FEBRUARY: Flying across a pandemic

Date published

11 Dec 2020

The RFDS became the first aeromedical organisation to manage a positive COVID-19 case on Australian soil in February, as it helped airlift infected patients from the Diamond Princess cruise ship docked in Darwin to cities across the nation.

As commercial flights around the country were grounded by the COVID-19 pandemic, the RFDS stepped in to also transport vital pathology tests for SA and NT health departments, along with flying important medical specialists to patients throughout the country.

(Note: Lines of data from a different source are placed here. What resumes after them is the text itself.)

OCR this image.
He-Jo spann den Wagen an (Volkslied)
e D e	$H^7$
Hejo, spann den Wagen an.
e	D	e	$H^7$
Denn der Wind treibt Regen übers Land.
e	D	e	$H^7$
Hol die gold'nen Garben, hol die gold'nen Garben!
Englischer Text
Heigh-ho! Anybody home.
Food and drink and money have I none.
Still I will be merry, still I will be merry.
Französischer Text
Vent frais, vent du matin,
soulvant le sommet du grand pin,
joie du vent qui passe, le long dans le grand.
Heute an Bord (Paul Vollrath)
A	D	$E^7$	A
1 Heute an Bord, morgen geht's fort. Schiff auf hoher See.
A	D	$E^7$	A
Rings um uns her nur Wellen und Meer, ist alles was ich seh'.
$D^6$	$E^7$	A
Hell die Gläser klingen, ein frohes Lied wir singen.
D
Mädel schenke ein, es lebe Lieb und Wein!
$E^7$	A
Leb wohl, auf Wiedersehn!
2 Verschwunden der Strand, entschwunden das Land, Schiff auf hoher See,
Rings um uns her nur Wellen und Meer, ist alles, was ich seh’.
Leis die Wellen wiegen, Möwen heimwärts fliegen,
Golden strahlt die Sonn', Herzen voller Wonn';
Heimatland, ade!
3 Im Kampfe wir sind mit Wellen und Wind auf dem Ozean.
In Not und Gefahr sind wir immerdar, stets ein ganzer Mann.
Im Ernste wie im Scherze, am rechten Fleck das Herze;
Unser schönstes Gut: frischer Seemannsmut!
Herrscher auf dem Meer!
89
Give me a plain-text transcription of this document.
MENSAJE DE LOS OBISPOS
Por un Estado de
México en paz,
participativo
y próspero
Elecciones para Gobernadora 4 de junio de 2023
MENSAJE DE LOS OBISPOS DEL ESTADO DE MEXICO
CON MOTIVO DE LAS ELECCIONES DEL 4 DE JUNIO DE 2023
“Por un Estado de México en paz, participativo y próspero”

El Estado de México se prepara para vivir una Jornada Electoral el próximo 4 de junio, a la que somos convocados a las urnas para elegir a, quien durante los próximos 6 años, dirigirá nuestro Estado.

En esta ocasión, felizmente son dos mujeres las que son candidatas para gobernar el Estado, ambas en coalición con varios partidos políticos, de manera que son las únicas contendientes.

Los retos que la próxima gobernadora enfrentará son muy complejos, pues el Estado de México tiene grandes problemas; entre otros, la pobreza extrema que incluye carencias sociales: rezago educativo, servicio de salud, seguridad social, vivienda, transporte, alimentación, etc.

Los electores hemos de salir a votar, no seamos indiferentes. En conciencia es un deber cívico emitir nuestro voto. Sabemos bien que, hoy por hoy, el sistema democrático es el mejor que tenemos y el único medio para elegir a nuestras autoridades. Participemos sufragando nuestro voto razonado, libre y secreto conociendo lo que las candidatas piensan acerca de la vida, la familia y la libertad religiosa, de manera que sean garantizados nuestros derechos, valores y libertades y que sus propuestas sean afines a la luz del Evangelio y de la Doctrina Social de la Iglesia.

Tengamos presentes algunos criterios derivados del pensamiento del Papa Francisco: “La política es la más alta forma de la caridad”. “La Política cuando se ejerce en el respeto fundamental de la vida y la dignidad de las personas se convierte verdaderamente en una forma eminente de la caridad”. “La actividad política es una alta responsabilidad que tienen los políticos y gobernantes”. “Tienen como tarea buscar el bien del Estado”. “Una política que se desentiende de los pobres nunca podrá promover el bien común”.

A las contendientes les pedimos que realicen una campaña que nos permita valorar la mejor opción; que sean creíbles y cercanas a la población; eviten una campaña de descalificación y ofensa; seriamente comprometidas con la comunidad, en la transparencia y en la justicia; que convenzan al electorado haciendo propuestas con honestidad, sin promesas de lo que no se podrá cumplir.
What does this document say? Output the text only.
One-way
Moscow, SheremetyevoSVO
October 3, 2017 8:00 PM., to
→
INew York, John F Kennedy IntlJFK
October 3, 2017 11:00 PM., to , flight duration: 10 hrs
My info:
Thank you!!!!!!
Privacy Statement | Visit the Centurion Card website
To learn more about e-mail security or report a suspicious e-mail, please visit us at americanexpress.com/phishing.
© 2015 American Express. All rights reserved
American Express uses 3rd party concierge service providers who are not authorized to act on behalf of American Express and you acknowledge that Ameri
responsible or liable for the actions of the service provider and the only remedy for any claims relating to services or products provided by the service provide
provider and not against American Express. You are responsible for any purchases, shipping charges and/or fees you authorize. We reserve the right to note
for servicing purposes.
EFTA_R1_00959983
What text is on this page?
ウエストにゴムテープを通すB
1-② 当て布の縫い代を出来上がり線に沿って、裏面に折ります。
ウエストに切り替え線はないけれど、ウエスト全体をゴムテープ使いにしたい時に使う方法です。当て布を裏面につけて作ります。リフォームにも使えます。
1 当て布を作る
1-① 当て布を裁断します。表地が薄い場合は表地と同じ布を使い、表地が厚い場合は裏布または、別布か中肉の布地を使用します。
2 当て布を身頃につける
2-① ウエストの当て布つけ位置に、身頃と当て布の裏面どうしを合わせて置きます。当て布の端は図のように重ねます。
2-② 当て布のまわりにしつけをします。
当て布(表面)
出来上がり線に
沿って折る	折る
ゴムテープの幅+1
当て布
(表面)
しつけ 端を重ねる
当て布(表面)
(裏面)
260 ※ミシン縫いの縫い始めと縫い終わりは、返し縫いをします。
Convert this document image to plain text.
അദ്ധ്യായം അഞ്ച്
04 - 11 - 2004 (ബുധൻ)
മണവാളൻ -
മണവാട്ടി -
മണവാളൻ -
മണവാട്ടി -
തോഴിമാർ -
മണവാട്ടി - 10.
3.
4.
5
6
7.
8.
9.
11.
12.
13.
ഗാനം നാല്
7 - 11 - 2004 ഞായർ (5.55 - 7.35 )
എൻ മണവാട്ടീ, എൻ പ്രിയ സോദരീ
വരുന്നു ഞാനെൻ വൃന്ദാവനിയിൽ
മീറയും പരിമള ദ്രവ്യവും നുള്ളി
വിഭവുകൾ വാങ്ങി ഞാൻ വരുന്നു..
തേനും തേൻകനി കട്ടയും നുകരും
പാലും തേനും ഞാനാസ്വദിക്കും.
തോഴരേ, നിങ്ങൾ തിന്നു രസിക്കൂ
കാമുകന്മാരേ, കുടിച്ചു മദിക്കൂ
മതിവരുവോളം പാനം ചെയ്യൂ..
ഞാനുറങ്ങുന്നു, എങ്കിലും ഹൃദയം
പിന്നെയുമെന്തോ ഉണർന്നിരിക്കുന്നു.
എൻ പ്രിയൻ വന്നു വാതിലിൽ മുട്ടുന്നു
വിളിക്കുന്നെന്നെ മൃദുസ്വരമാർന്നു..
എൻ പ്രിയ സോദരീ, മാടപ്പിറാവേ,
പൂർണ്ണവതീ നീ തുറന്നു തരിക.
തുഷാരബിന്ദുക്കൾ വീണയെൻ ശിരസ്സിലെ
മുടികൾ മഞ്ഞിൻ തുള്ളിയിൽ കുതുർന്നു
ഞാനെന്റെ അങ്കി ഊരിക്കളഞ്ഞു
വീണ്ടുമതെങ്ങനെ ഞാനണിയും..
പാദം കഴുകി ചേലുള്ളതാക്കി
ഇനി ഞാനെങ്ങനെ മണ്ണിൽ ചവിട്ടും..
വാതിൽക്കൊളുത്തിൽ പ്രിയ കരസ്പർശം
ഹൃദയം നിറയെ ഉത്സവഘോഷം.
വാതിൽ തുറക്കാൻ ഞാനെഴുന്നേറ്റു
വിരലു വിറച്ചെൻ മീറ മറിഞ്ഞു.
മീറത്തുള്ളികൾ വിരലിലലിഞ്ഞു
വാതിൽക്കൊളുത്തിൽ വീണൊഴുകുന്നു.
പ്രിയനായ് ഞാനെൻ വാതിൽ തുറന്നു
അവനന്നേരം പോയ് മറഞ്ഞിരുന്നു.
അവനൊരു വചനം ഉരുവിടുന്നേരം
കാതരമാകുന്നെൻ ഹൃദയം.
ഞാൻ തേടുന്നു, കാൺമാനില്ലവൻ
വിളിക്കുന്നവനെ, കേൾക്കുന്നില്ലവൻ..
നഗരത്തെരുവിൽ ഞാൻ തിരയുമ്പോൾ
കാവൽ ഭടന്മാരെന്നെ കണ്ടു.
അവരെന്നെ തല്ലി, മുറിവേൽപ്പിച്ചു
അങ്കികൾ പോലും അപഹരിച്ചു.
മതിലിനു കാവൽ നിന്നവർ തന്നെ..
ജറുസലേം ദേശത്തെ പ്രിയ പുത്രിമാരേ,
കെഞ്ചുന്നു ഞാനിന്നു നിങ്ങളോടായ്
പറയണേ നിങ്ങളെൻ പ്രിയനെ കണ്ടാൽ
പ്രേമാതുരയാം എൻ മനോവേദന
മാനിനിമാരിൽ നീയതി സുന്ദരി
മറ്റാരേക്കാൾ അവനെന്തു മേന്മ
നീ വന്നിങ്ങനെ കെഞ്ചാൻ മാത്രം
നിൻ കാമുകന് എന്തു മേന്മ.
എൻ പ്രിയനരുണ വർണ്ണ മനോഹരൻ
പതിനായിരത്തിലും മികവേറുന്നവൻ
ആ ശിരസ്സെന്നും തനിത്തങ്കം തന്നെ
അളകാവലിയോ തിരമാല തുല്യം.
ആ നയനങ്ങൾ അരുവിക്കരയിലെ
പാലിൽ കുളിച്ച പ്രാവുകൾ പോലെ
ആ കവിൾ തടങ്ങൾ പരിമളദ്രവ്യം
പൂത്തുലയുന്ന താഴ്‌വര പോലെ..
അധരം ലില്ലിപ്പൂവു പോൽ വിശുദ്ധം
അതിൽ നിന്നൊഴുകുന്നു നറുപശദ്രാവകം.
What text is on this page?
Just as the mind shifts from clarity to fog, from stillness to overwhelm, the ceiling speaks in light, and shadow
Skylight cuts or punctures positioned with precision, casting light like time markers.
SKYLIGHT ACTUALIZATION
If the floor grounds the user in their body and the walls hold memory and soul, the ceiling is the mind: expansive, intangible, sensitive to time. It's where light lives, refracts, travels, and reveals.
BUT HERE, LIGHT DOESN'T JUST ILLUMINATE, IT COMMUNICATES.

“Most people were working out how to run away from the pandemic, but we had to work out how to run toward it safely,” Chief Executive of RFDS Central Operations Tony Vaughan ASM said.

The Service pulled together a national RFDS COVID-19 Taskforce when the first whispers of a global pandemic emerged in February and Mr Vaughan was asked to lead the response.

From where Doctor Jessica Martyn was based, finishing her training as a specialist GP with the Australian Defence Force, she could see the Flying Doctor stepping up as the impacts of the pandemic spread.

“There was important forward planning for all scenarios of how COVID-19 could impact rural and remote patients from cattle stations to Indigenous communities,” Dr Martyn said.

It was this coordinated frontline response that motivated Dr Martyn to join the Flying Doctor team at RFDS Port Augusta Base and ensure she was on the frontline dealing with the virus.

She was among two new doctors, two nurses and four pilots employed with Commonwealth Government COVID-19 Response funding as cases spread across Australia.

First steps for the new national response involved an immediate centralised purchasing of vital PPE so hundreds of thousands of essential protective masks and gowns could be stockpiled to ensure RFDS staff could continue providing essential health care to the country’s furthest corners.

A standby aircraft charter service was rapidly established for oil and gas and mining companies to swiftly assist with moving suspected COVID-19 employees from remote locations.

Mr Vaughan said a new specialist cleaning team was employed to free up clinical staff from comprehensive aircraft cleaning in retrieval turn arounds.

And a $2 million donation by Mrs Gina Rinehart and the Rinehart Foundation helped with the immediate purchase of extra vital medical equipment including heart monitors, defibrillators, ventilators and IV infusion pumps across all SA/NT aeromedical bases and remote clinics.

In the space of five months RFDS crews airlifted 69 confirmed or suspected COVID-19 patients in SA and NT, but also continued to deliver vital emergency and primary health care to remote and rural communities.

“The efforts of Steve Cameron in leading the Incident Management Team (IMT) and Dr Mardi Steere in leading the Medical Retrieval Service during this pandemic has been exemplary,” Mr Vaughan said.

“The Flying Doctor maintained its mantle of care despite numerous challenges in crossing borders, visiting remote communities and being hyper aware of the impacts of social contact,” Mr Vaughan said.


Dr Jessica Martyn (centre) at an Anangu Pitjantjatjara Yankunytjatjara (APY) Lands flu vaccination clinic.